Thursday, August 18, 2011

Yes, I Stutter

When I was four years old, I learned to read, but I couldn't write yet.  I started Kindergarten when I was four also, but that was because my mom thought she could get away with lying to the school and telling them I was five.  I picked up the paint brushes, crayons and pencils with my left hand.  When my teacher came around to teach me how to write my name, she told me that I had the pencil in the wrong hand and she took it out, placed it in my right hand, covered my hand with hers and moved my hand around to form the letters of my name. 

That was how I learned that my left hand was the "wrong hand".  I learned to write my name, paint my pictures and circle the picture of the cat that matched the word CAT with my right hand from that day forward.

When my fifth birthday rolled around almost three months after my first day of school, I was so excited I kept telling everyone at the school it was my fifth birthday.  The teacher took me to the principal's office.  The principal asked me how old I was.  I was in trouble.  I didn't know why, but for some reason, turning five was not acceptable!  They called my mom.  I waited in the principal's office.  My mom came to the school.  I didn't get to go back to Kindergarten anymore that year.

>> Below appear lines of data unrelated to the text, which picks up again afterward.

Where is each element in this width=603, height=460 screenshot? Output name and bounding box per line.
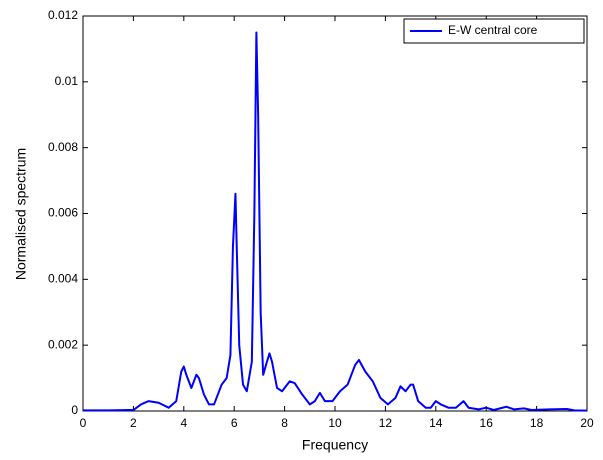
- plot-area: [82, 15, 588, 412]
- x-tick-label: 8: [281, 416, 288, 430]
- y-tick-label: 0.008: [48, 140, 78, 154]
- x-tick-label: 14: [429, 416, 443, 430]
- x-tick-label: 18: [530, 416, 544, 430]
- x-tick-label: 6: [231, 416, 238, 430]
- y-tick-label: 0.002: [48, 337, 78, 351]
- x-axis-label: Frequency: [302, 437, 368, 453]
- y-tick-label: 0.01: [55, 74, 79, 88]
- y-axis-label: Normalised spectrum: [13, 148, 29, 280]
- x-tick-label: 0: [80, 416, 87, 430]
- y-tick-label: 0.012: [48, 8, 78, 22]
- x-tick-label: 10: [328, 416, 342, 430]
- y-tick-label: 0.006: [48, 206, 78, 220]
- data-line: [83, 31, 588, 412]
- x-tick-label: 4: [180, 416, 187, 430]
- x-tick-label: 12: [379, 416, 393, 430]
- x-tick-label: 2: [130, 416, 137, 430]
- x-tick-label: 20: [580, 416, 594, 430]
- x-tick-label: 16: [480, 416, 494, 430]
- legend-label: E-W central core: [448, 23, 538, 37]
- y-tick-label: 0.004: [48, 272, 78, 286]
- y-tick-label: 0: [71, 403, 78, 417]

I began to stutter the same year.
DID I STUTTER? by minx267
 I never once in my life put two and two together until I saw the movie "The King's Speech".  In that movie, a speech therapist tells the King that the root of his stutter comes from being forced to write with his write hand when he was naturally left handed.  I had a complete Ah Ha! moment while watching that movie.

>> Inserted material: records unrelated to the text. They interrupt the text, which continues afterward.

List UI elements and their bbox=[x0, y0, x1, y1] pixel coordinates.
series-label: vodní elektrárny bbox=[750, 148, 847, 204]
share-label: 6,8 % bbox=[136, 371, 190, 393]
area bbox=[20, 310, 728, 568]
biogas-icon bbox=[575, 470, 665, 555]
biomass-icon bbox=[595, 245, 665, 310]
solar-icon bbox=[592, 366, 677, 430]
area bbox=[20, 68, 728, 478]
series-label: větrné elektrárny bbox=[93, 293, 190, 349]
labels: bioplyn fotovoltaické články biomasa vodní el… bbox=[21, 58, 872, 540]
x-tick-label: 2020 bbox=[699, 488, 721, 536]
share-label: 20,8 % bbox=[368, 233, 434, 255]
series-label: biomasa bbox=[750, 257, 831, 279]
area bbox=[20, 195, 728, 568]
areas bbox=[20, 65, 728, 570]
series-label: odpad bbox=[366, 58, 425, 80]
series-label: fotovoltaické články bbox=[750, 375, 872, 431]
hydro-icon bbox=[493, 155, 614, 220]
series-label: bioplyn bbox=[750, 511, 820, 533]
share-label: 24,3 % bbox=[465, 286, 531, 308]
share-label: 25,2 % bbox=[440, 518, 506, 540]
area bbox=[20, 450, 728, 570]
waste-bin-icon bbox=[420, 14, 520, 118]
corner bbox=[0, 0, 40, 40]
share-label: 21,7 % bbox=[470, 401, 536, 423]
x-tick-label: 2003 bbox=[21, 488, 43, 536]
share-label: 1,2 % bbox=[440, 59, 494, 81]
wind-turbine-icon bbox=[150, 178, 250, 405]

My stutter only came out when I was stressed or frustrated in some way.  Fighting with my older brothers (happened frequently), in trouble for something with my mom (less frequently) or even when reading aloud and trying to figure out an unfamiliar word (I was and am an avid reader so this happened quite often).

I mostly combated the stutter by learning to not get stressed.  I still stutter somewhat to this day when I do get stressed but it's not very bad and if I take a deep breath, close my eyes, gather my thoughts and start over, I can get past it.  Now my stutter usually only shows up when I disagree with someone emphatically and I'm trying to defend my view or when I'm trying to remember a word and it gets "stuck on the tip of my tongue". 

After a severe car accident I was in almost seven years ago, I had to go to many different specialists.  Four of them worked together to give me some information about the brain injury I had from the accident.  After running many tests, CAT scans and cognitive tests and conferring with the other specialists, one of them asked me what my primary hand was.  I said I was right handed.  His response surprised me.  "Actually, you are clinically classified as ambidextrous."  I told him the story about the Kindergarten teacher. 

I guess in the long run, I can thank that teacher because she forced me to learn to deal with stress and gave me the gift of ambidexterity. 

Life provides us with many obstacles to overcome.  How we deal with them is all a matter of perspective.